In 2009, in an interview with Charlie Rose, del Toro described his Roman Catholic upbringing as excessively "morbid," saying, "I mercifully lapsed as a Catholic, I say, but as Buñuel used to say, 'I'm an atheist, thank God.'" Though insisting that he is spiritually "not with Buñuel" and that "once a Catholic, always a Catholic, in a way," he followed by saying, "I believe in man. I believe in mankind, as the worst and the best that has happened to this world." He has also responded to the observation that he views his art as his religion by saying, "It is. To me, art and storytelling serve primal, spiritual functions in my daily life. Whether I'm telling a bedtime story to my kids or trying to mount a movie or write a short story or a novel, I take it very seriously."
In 2010, del Toro revealed that he was a fan of video games, describing them as "the comic books of our time" and "a medium that gains no respect among the intelligentsia." He has stated that the only games he considers masterpieces are Ico and Shadow of the Colossus.
Del Toro's favorite film monsters are Frankenstein's monster, the Alien, Gill-man, Godzilla, and the Thing.

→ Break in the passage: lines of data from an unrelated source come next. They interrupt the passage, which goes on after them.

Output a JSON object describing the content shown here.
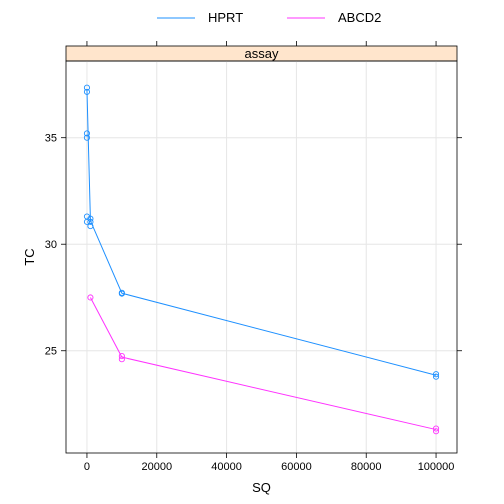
{
  "chart_data": {
    "type": "line",
    "panel_title": "assay",
    "xlabel": "SQ",
    "ylabel": "TC",
    "xlim": [
      -6000,
      106000
    ],
    "ylim": [
      20.2,
      38.6
    ],
    "x_ticks": [
      0,
      20000,
      40000,
      60000,
      80000,
      100000
    ],
    "y_ticks": [
      25,
      30,
      35
    ],
    "grid": true,
    "legend_position": "top",
    "series": [
      {
        "name": "HPRT",
        "color": "#1e90ff",
        "line": [
          [
            0,
            37.25
          ],
          [
            1000,
            31.1
          ],
          [
            10000,
            27.7
          ],
          [
            100000,
            23.85
          ]
        ],
        "points": [
          [
            0,
            37.35
          ],
          [
            0,
            37.15
          ],
          [
            0,
            35.2
          ],
          [
            0,
            35.0
          ],
          [
            0,
            31.3
          ],
          [
            0,
            31.05
          ],
          [
            1000,
            31.2
          ],
          [
            1000,
            31.05
          ],
          [
            1000,
            30.85
          ],
          [
            10000,
            27.72
          ],
          [
            10000,
            27.68
          ],
          [
            100000,
            23.9
          ],
          [
            100000,
            23.78
          ]
        ]
      },
      {
        "name": "ABCD2",
        "color": "#ff33ff",
        "line": [
          [
            1000,
            27.5
          ],
          [
            10000,
            24.7
          ],
          [
            100000,
            21.3
          ]
        ],
        "points": [
          [
            1000,
            27.5
          ],
          [
            10000,
            24.75
          ],
          [
            10000,
            24.6
          ],
          [
            100000,
            21.35
          ],
          [
            100000,
            21.22
          ]
        ]
      }
    ]
  }
}
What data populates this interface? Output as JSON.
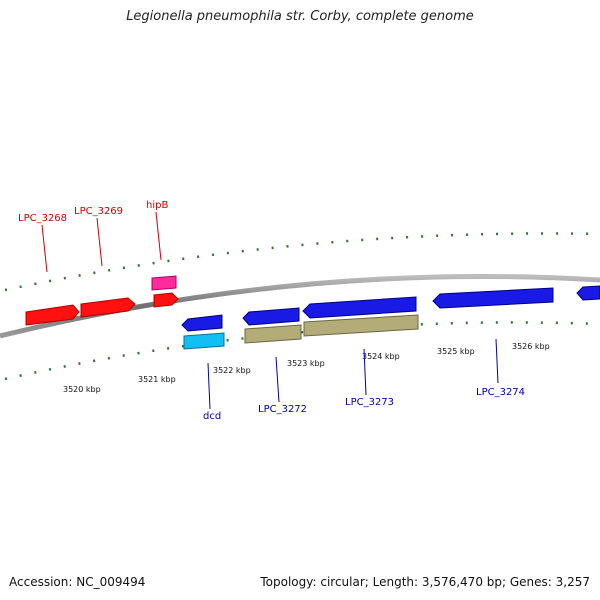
{
  "title": "Legionella pneumophila str. Corby, complete genome",
  "footer": {
    "accession": "Accession: NC_009494",
    "summary": "Topology: circular; Length: 3,576,470 bp; Genes: 3,257"
  },
  "scale_labels": [
    "3520 kbp",
    "3521 kbp",
    "3522 kbp",
    "3523 kbp",
    "3524 kbp",
    "3525 kbp",
    "3526 kbp"
  ],
  "gene_labels": {
    "forward": [
      "LPC_3268",
      "LPC_3269",
      "hipB"
    ],
    "reverse": [
      "dcd",
      "LPC_3272",
      "LPC_3273",
      "LPC_3274"
    ]
  },
  "colors": {
    "forward_cds": "#ff1111",
    "forward_small": "#ff2a9c",
    "reverse_cds": "#1a1ae6",
    "reverse_small": "#12bff5",
    "rna_feature": "#b3ac79",
    "backbone": "#888888",
    "ticks": "#2a7a2a",
    "forward_label": "#cc0000",
    "reverse_label": "#0000aa"
  }
}
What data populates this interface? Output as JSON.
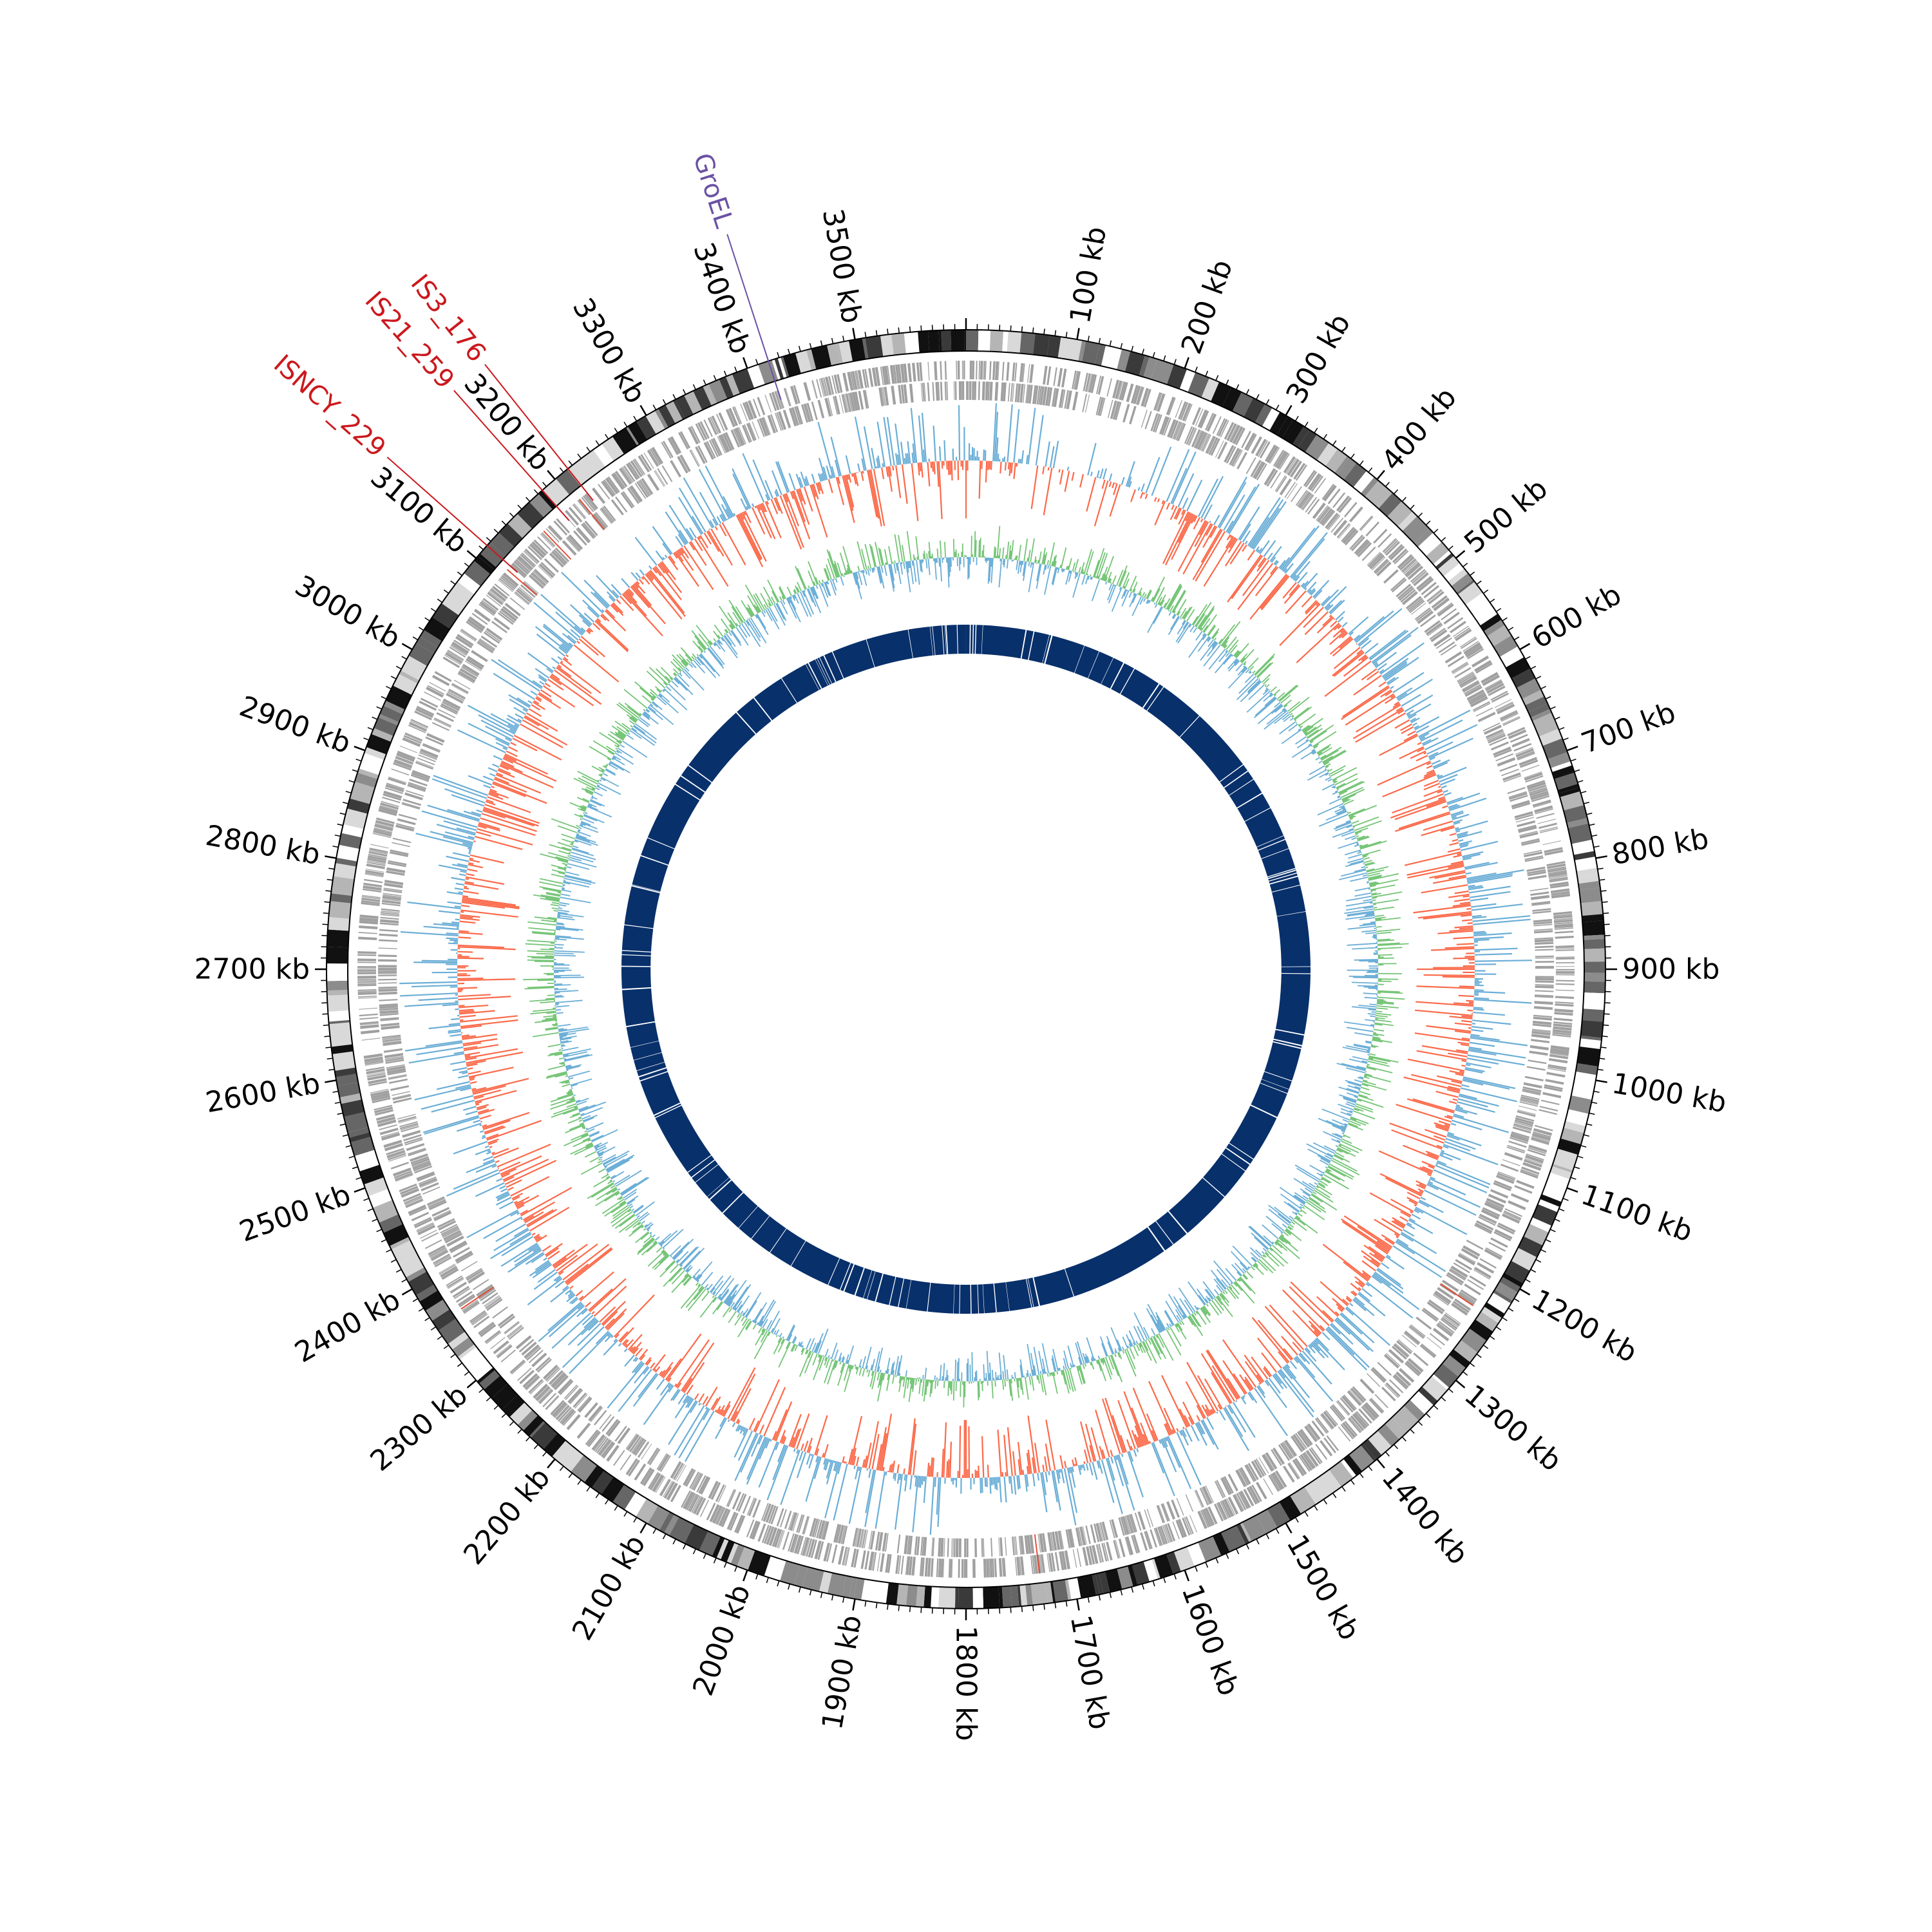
{
  "plot": {
    "genome_length_kb": 3600,
    "tick_unit": "kb",
    "tick_labels": [
      "100 kb",
      "200 kb",
      "300 kb",
      "400 kb",
      "500 kb",
      "600 kb",
      "700 kb",
      "800 kb",
      "900 kb",
      "1000 kb",
      "1100 kb",
      "1200 kb",
      "1300 kb",
      "1400 kb",
      "1500 kb",
      "1600 kb",
      "1700 kb",
      "1800 kb",
      "1900 kb",
      "2000 kb",
      "2100 kb",
      "2200 kb",
      "2300 kb",
      "2400 kb",
      "2500 kb",
      "2600 kb",
      "2700 kb",
      "2800 kb",
      "2900 kb",
      "3000 kb",
      "3100 kb",
      "3200 kb",
      "3300 kb",
      "3400 kb",
      "3500 kb"
    ],
    "tick_positions_kb": [
      100,
      200,
      300,
      400,
      500,
      600,
      700,
      800,
      900,
      1000,
      1100,
      1200,
      1300,
      1400,
      1500,
      1600,
      1700,
      1800,
      1900,
      2000,
      2100,
      2200,
      2300,
      2400,
      2500,
      2600,
      2700,
      2800,
      2900,
      3000,
      3100,
      3200,
      3300,
      3400,
      3500
    ],
    "annotations": [
      {
        "label": "GroEL",
        "position_kb": 3420,
        "color": "#6a51a3"
      },
      {
        "label": "IS3_176",
        "position_kb": 3215,
        "color": "#cb181d"
      },
      {
        "label": "IS21_259",
        "position_kb": 3185,
        "color": "#cb181d"
      },
      {
        "label": "ISNCY_229",
        "position_kb": 3115,
        "color": "#cb181d"
      }
    ],
    "colors": {
      "ideogram": [
        "#111111",
        "#3a3a3a",
        "#666666",
        "#8c8c8c",
        "#b5b5b5",
        "#d9d9d9",
        "#ffffff"
      ],
      "genes": "#a0a0a0",
      "gc_skew_pos": "#6baed6",
      "gc_skew_neg": "#fb6a4a",
      "gc_content": "#74c476",
      "inner_ring": "#08306b",
      "ticks": "#000000"
    }
  }
}
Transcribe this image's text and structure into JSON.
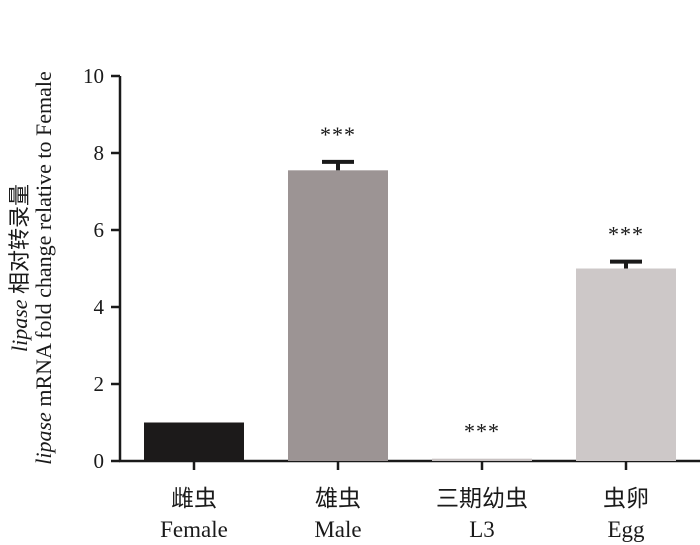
{
  "chart_data": {
    "type": "bar",
    "categories": [
      {
        "cn": "雌虫",
        "en": "Female"
      },
      {
        "cn": "雄虫",
        "en": "Male"
      },
      {
        "cn": "三期幼虫",
        "en": "L3"
      },
      {
        "cn": "虫卵",
        "en": "Egg"
      }
    ],
    "values": [
      1.0,
      7.55,
      0.06,
      5.0
    ],
    "errors": [
      0.0,
      0.22,
      0.0,
      0.18
    ],
    "significance": [
      "",
      "***",
      "***",
      "***"
    ],
    "bar_colors": [
      "#1c1a1a",
      "#9c9494",
      "#c8c2c2",
      "#cdc8c8"
    ],
    "ylim": [
      0,
      10
    ],
    "yticks": [
      "0",
      "2",
      "4",
      "6",
      "8",
      "10"
    ],
    "ylabel_line1": {
      "italic": "lipase",
      "text": " 相对转录量"
    },
    "ylabel_line2": {
      "italic": "lipase",
      "text": " mRNA fold change relative to Female"
    },
    "xlabel": "",
    "title": ""
  }
}
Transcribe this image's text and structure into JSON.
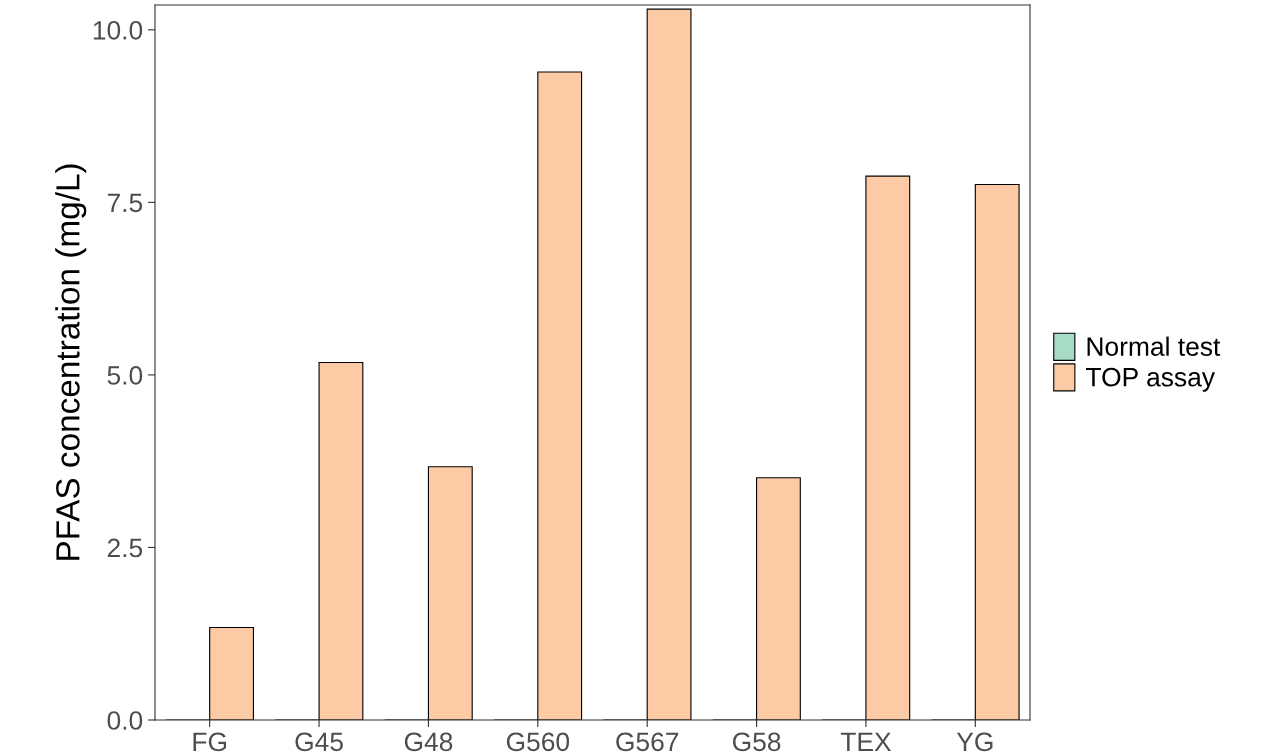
{
  "chart_data": {
    "type": "bar",
    "ylabel": "PFAS concentration (mg/L)",
    "categories": [
      "FG",
      "G45",
      "G48",
      "G560",
      "G567",
      "G58",
      "TEX",
      "YG"
    ],
    "series": [
      {
        "name": "Normal test",
        "color": "#a6dcc6",
        "values": [
          0,
          0,
          0,
          0,
          0,
          0,
          0,
          0
        ]
      },
      {
        "name": "TOP assay",
        "color": "#fccba6",
        "values": [
          1.34,
          5.18,
          3.67,
          9.39,
          10.3,
          3.51,
          7.88,
          7.76
        ]
      }
    ],
    "ylim": [
      0,
      10.36
    ],
    "yticks": [
      {
        "value": 0,
        "label": "0.0"
      },
      {
        "value": 2.5,
        "label": "2.5"
      },
      {
        "value": 5,
        "label": "5.0"
      },
      {
        "value": 7.5,
        "label": "7.5"
      },
      {
        "value": 10,
        "label": "10.0"
      }
    ],
    "grid": false,
    "legend": "right"
  }
}
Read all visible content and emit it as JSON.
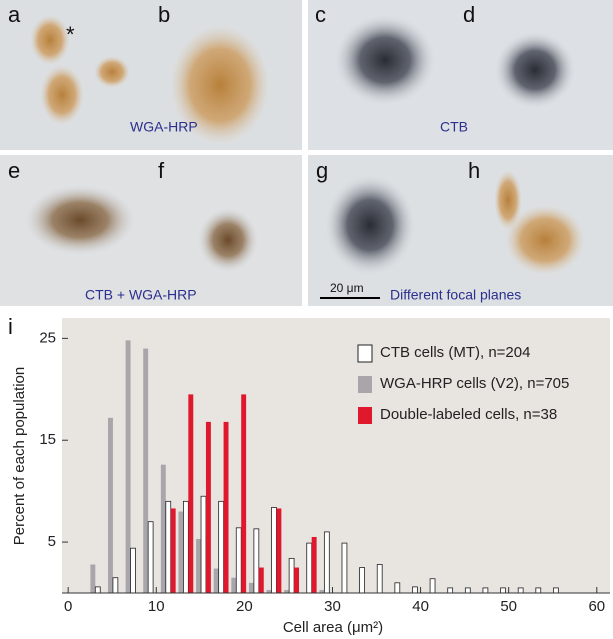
{
  "panels": {
    "labels": [
      "a",
      "b",
      "c",
      "d",
      "e",
      "f",
      "g",
      "h"
    ],
    "asterisk": "*",
    "captions": [
      "WGA-HRP",
      "CTB",
      "CTB + WGA-HRP",
      "Different focal planes"
    ],
    "scale_bar": "20 μm"
  },
  "chart_data": {
    "type": "histogram",
    "panel_label": "i",
    "x_label": "Cell area (μm²)",
    "y_label": "Percent of each population",
    "bins": [
      2,
      4,
      6,
      8,
      10,
      12,
      14,
      16,
      18,
      20,
      22,
      24,
      26,
      28,
      30,
      32,
      34,
      36,
      38,
      40,
      42,
      44,
      46,
      48,
      50,
      52,
      54,
      56
    ],
    "series": [
      {
        "name": "CTB cells (MT), n=204",
        "color": "#ffffff",
        "values": [
          0.6,
          1.5,
          4.4,
          7,
          9,
          9,
          9.5,
          9,
          6.4,
          6.3,
          8.4,
          3.4,
          4.9,
          6,
          4.9,
          2.5,
          2.8,
          1,
          0.6,
          1.4,
          0.5,
          0.5,
          0.5,
          0.5,
          0.5,
          0.5,
          0.5
        ]
      },
      {
        "name": "WGA-HRP cells (V2), n=705",
        "color": "#a8a6aa",
        "values": [
          2.8,
          17.2,
          24.8,
          24,
          12.6,
          8,
          5.3,
          2.4,
          1.5,
          1,
          0.3,
          0.3,
          0,
          0.3,
          0,
          0,
          0,
          0,
          0,
          0,
          0,
          0,
          0,
          0,
          0,
          0,
          0
        ]
      },
      {
        "name": "Double-labeled cells, n=38",
        "color": "#e0182d",
        "values": [
          0,
          0,
          0,
          0,
          8.3,
          19.5,
          16.8,
          16.8,
          19.5,
          2.5,
          8.3,
          2.5,
          5.5,
          0,
          0,
          0,
          0,
          0,
          0,
          0,
          0,
          0,
          0,
          0,
          0,
          0,
          0
        ]
      }
    ],
    "xlim": [
      -0.7,
      61.5
    ],
    "ylim": [
      0,
      27
    ],
    "xticks": [
      0,
      10,
      20,
      30,
      40,
      50,
      60
    ],
    "yticks": [
      5,
      15,
      25
    ]
  }
}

Frankenstein in particular has a special meaning for him, in both film and literature, as he claims he has a "Frankenstein fetish to a degree that is unhealthy," and that it's "the most important book of my life, so you know if I get to it, whenever I get to it, it will be the right way."
In an interview with Robert K. Elder for his book The Best Film You've Never Seen, del Toro explains his careful methodology: “I’m as thorough and as well-prepared as I can be in my filmmaking, and that came from the discipline of having to work as a make-up effects artist many, many, many times in my life.”